The Catholic Church and Pentecostal faiths, strong forces in this deeply religious country, have also been fighting back.
“Abortion is not the answer to the Zika virus, we need to value life in whatever situation or condition it may be,” Sergio da Rocha, the president of the National Conference of Brazilian Bishops, said earlier this week.
Abortion is illegal except in cases of rape, danger to the mother’s life or anencephaly, another birth defect involving the brain — although in practice wealthy women in urban areas have relatively easy access to safe abortions in private clinics, while the poor often rely on dicey back-alley procedures.
The growing national debate is also spilling out into the courts, and will likely intensify in the months to come.
A judge in the central city of Goiania has said he will authorize abortions in severe cases of microcephaly. Some of the nation’s top newspapers have also weighed in, running editorials urging abortion laws to be revisited.
“The most logical solution would be to revise the penal code relating to abortion, decriminalizing the practice. The legislation is three-quarters of a century old,” the daily Folha de S. Paulo said in a recent editorial.
A prominent group of attorneys and psychologists is preparing a lawsuit calling for women infected with Zika during their pregnancies to be allowed to get legal abortions. The group, which in 2012 won an eight-year legal battle that succeeded in adding anencephaly to justifications for obtaining a legal abortion, hopes to take the suit before Brazil’s Supreme Court early this year.

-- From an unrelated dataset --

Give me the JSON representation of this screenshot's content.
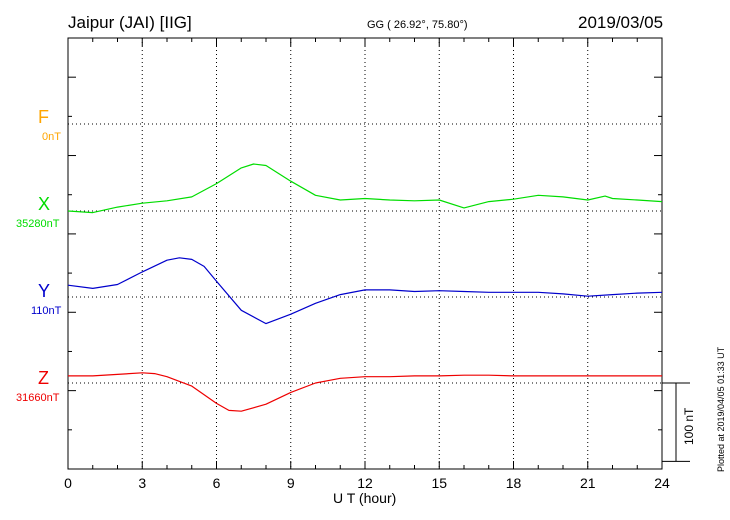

Before the outbreak, groups that support abortion groups were on the defensive following a proposal by the powerful Pentecostal lobby that would further restrict abortion access by adding additional hurdles for rape victims, such as getting an exam and filing a police report. The proposal has been approved by a House of Representatives committee, though its prospects in the full chamber are unclear.
When the first case of Zika was discovered in Brazil in the middle of last year, health officials here weren’t unduly worried. First detected in a Ugandan forest in 1947, Zika has spread to parts of Asia and Oceania and is thought to have made the leap to Brazil through one or more infected tourists visiting the South American nation for the 2014 World Cup or perhaps an international canoeing tournament in Rio de Janeiro the same year.

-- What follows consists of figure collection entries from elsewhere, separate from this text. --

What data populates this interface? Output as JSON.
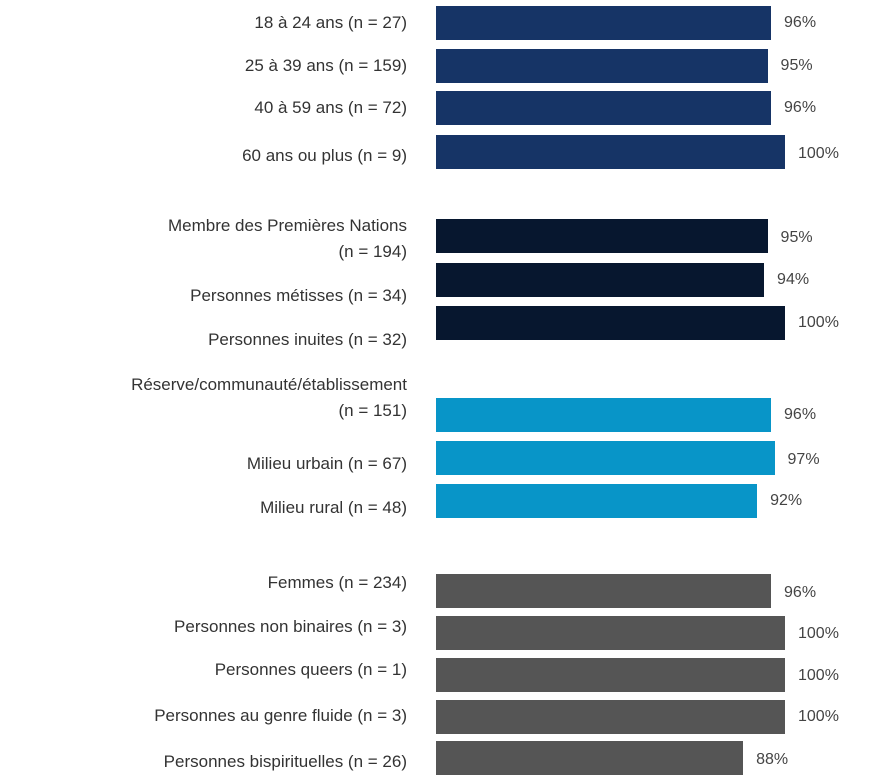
{
  "chart_data": {
    "type": "hbar",
    "categories": [
      "18 à 24 ans (n = 27)",
      "25 à 39 ans (n = 159)",
      "40 à 59 ans (n = 72)",
      "60 ans ou plus (n = 9)",
      "Membre des Premières Nations\n(n = 194)",
      "Personnes métisses (n = 34)",
      "Personnes inuites (n = 32)",
      "Réserve/communauté/établissement\n(n = 151)",
      "Milieu urbain (n = 67)",
      "Milieu rural (n = 48)",
      "Femmes (n = 234)",
      "Personnes non binaires (n = 3)",
      "Personnes queers (n = 1)",
      "Personnes au genre fluide (n = 3)",
      "Personnes bispirituelles (n = 26)"
    ],
    "values": [
      96,
      95,
      96,
      100,
      95,
      94,
      100,
      96,
      97,
      92,
      96,
      100,
      100,
      100,
      88
    ],
    "value_labels": [
      "96%",
      "95%",
      "96%",
      "100%",
      "95%",
      "94%",
      "100%",
      "96%",
      "97%",
      "92%",
      "96%",
      "100%",
      "100%",
      "100%",
      "88%"
    ],
    "colors": [
      "#163466",
      "#163466",
      "#163466",
      "#163466",
      "#07172f",
      "#07172f",
      "#07172f",
      "#0895c8",
      "#0895c8",
      "#0895c8",
      "#555555",
      "#555555",
      "#555555",
      "#555555",
      "#555555"
    ],
    "xlim": [
      0,
      100
    ]
  }
}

It’s spread by the Aedes aegypti mosquito, a common household pest that also transmits dengue and chikungunya. Zika is generally much milder, with only one out of five patients developing symptoms such as red eyes, a splotchy rash and fever.
A link to microcephaly has yet to be proven, but the U.S. Centers for Disease Control and Prevention has pointed to strong evidence of a connection and urged pregnant women to avoid travel to 22 countries with active Zika outbreaks. The World Health Organization has declared an international health emergency.
Brazil and several other Latin American nations experiencing outbreaks have urged women to put off pregnancies. But critics say the recommendation is impractical in a region where access to sex education, contraception and pre-natal care is precarious and most pregnancies remain unplanned.
Sinara Gumieri, an attorney and legal counselor with the group that’s preparing the lawsuit, said the abortion ban combined with the government’s failure to eradicate the mosquito violate the right to health that’s enshrined in Brazil’s constitution.
“If tests confirm the virus (in a pregnant woman), she should then be given the right to choose between going through a high-risk prenatal period and pregnancy and give birth to her child or abort without fear of breaking the law,” said Gumieri, of the Brasilia-based ANIS Institute of Bioethics.
Andressa Cristina dos Santos Cavagna, mother of a 3-year-old boy with a severe case of microcephaly, says abortion isn’t the answer.
“Just because he is different from so-called normal children doesn’t mean that he shouldn’t be born,” she said. “People who say that don’t have love in their hearts.”